Partly also as a consequence of climate change, the United Nations regards the ability to supply clean and safe water as the central challenge of the 21st century. Not only the water management sector, but civil society also expects the industry to come up with new concepts to solve these issues. For a manufacturer like Grundfos, this means that the company needs to be able to do more than “just pumps.” Industrial ecology and global business ethics are what is needed.

In order to align the company with global business ethics, Grundfos also understands that it has an obligation to help meet the Sustainable Development Goals (SDG) of the United Nations. Since 2002 Grundfos has supported the UN Global Compact initiative — a strategic initiative for companies who commit to aligning their business activities with certain principles. The company is focusing particularly on goal no. 6 (clean water and sanitation) and goal no. 13 (climate protection action). In both cases, Grundfos is convinced that it can make a real contribution with smart pump and water solutions.

But CEO Nipper also emphasized that this commitment to the SDGs is not just philanthropy, but a real, lived business philosophy: “Sustainability is our business!” But the company is also fully aware of the economic potential of the SDG goals. The challenge is to develop solutions for this that are scalable and can be used for other applications as well.

How does the number 1 in the world of pumps plan to stay fit for the future? What does fluidics have to do with sustainability, and is “water as a service” the next thing? We put these questions to Grundfos CEO Mads Nipper.

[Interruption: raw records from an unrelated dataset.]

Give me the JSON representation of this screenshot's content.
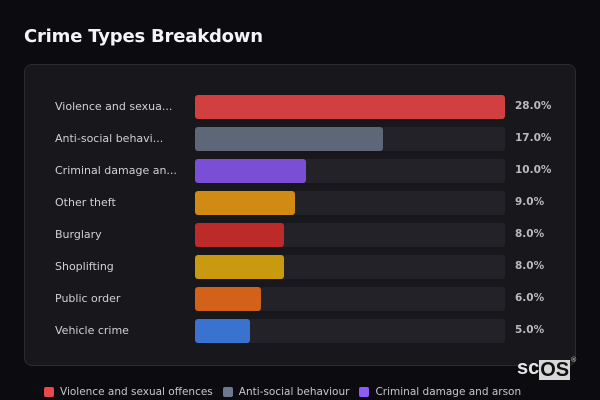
{
  "header": {
    "title": "Crime Types Breakdown"
  },
  "chart_data": {
    "type": "bar",
    "orientation": "horizontal",
    "title": "Crime Types Breakdown",
    "categories": [
      "Violence and sexual offences",
      "Anti-social behaviour",
      "Criminal damage and arson",
      "Other theft",
      "Burglary",
      "Shoplifting",
      "Public order",
      "Vehicle crime"
    ],
    "display_labels": [
      "Violence and sexua...",
      "Anti-social behavi...",
      "Criminal damage an...",
      "Other theft",
      "Burglary",
      "Shoplifting",
      "Public order",
      "Vehicle crime"
    ],
    "values": [
      28.0,
      17.0,
      10.0,
      9.0,
      8.0,
      8.0,
      6.0,
      5.0
    ],
    "value_labels": [
      "28.0%",
      "17.0%",
      "10.0%",
      "9.0%",
      "8.0%",
      "8.0%",
      "6.0%",
      "5.0%"
    ],
    "colors": [
      "#d23f41",
      "#5d6778",
      "#7a4fd6",
      "#d18a14",
      "#bd2a2a",
      "#c99a10",
      "#d2621a",
      "#3a72d0"
    ],
    "xlim": [
      0,
      28
    ],
    "unit": "%",
    "legend_position": "bottom"
  },
  "legend": [
    {
      "label": "Violence and sexual offences",
      "color": "#e5484d"
    },
    {
      "label": "Anti-social behaviour",
      "color": "#6b7890"
    },
    {
      "label": "Criminal damage and arson",
      "color": "#8b5cf6"
    }
  ],
  "watermark": {
    "text_a": "sc",
    "text_b": "OS",
    "mark": "®"
  }
}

Grundfos is aiming to reduce both its own CO2 emissions and the company’s water consumption by half by the year 2025 (based on figures for 2008). By 2030 Grundfos is planning to be “climate positive,” and in addition the company will be helping to provide 300 million people in need with safe drinking water. The goal is to have saved 50 billion cubic meters of fresh water by then through a combination of water efficiency and water treatment measures.

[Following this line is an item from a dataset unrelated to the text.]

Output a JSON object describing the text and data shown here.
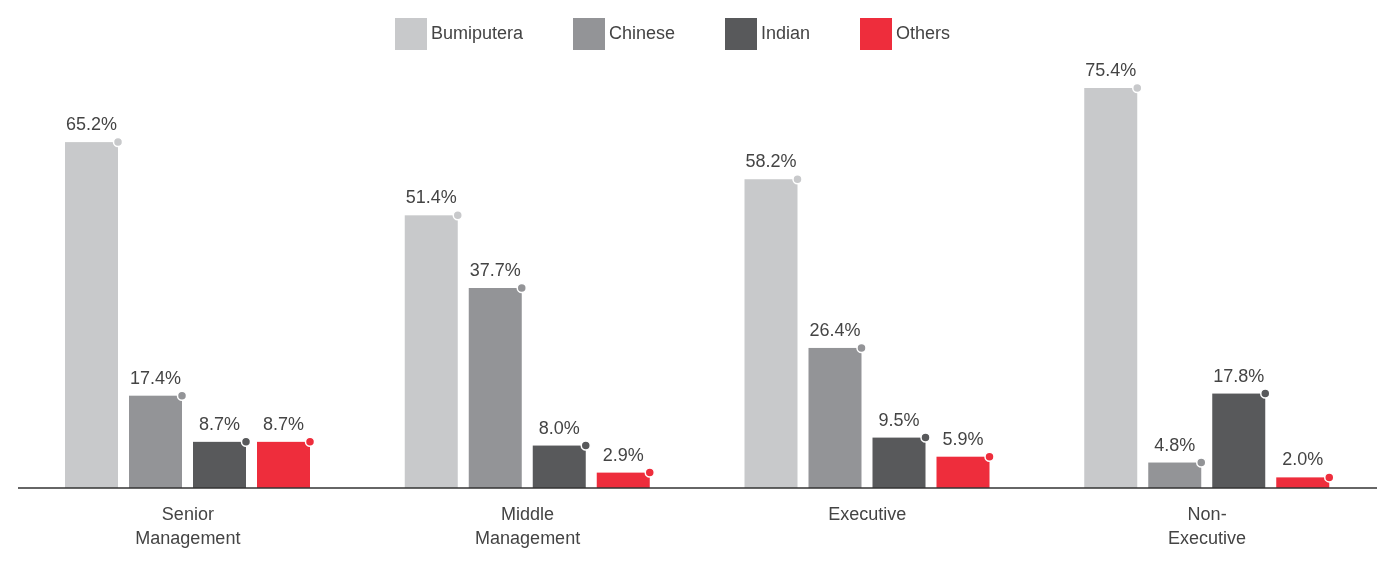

This year Grundfos celebrates its 75th anniversary — and it can also show off an impressive track record of success:

  • in the field of building services engineering, the company is a full-service provider of heating, air conditioning and ventilation solutions as well as water supply systems, pressure increase equipment, fire extinguishing systems, drainage and wastewater transport. As the global market leader for heating circulation pumps, Grundfos plays a major role in shaping the development of self-regulating and therefore energy-saving heating pumps.
  • in the business field “Water Utility,” employees deal not only with energy-efficient water extraction, water processing and water distribution, but also with the transport of wastewater and the treatment of wastewater in sewage treatment plants with the aid of robust pumps, stirring units and flow accelerators.
  • Grundfos supplies specialist pumps to many different branches of industry for a wide range of processes and supply tasks.

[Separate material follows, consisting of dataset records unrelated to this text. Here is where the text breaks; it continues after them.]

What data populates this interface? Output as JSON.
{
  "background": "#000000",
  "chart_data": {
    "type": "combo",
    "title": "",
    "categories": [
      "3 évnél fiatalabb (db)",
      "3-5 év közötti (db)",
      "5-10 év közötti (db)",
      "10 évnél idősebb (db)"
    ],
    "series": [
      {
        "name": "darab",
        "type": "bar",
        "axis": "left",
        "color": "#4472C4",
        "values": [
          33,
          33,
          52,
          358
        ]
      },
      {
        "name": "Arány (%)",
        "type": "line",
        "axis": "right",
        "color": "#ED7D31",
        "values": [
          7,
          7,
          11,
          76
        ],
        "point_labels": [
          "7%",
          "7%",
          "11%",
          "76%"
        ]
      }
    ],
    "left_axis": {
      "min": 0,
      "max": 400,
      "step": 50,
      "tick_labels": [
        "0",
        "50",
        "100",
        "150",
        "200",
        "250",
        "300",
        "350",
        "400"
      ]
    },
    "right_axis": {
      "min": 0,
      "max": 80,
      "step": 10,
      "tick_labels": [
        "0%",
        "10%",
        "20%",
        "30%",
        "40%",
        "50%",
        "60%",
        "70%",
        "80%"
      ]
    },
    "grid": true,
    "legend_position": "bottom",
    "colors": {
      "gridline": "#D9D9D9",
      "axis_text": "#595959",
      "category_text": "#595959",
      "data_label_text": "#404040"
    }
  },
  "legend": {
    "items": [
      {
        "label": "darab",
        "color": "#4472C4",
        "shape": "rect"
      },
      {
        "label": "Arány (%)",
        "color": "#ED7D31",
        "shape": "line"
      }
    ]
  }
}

One of the main foundations on which the future of the company is built is its ownership structure: 84.9 % of the shares of Grundfos Holding AG belong to the Poul-Due-Jensen Foundation, 12.1 % to the founding family and 3.0 % to the employees. This gives the company long-lasting stability and protection against being taken over e.g. by an external company or by investors. And, on the other hand, it also ensures that the bulk of profits is reinvested back into the company. Between 4-5 % of the entire group revenue is spent every year on research and development projects, which over the last 75 years has always provided Grundfos with the competitive edge that innovation offers.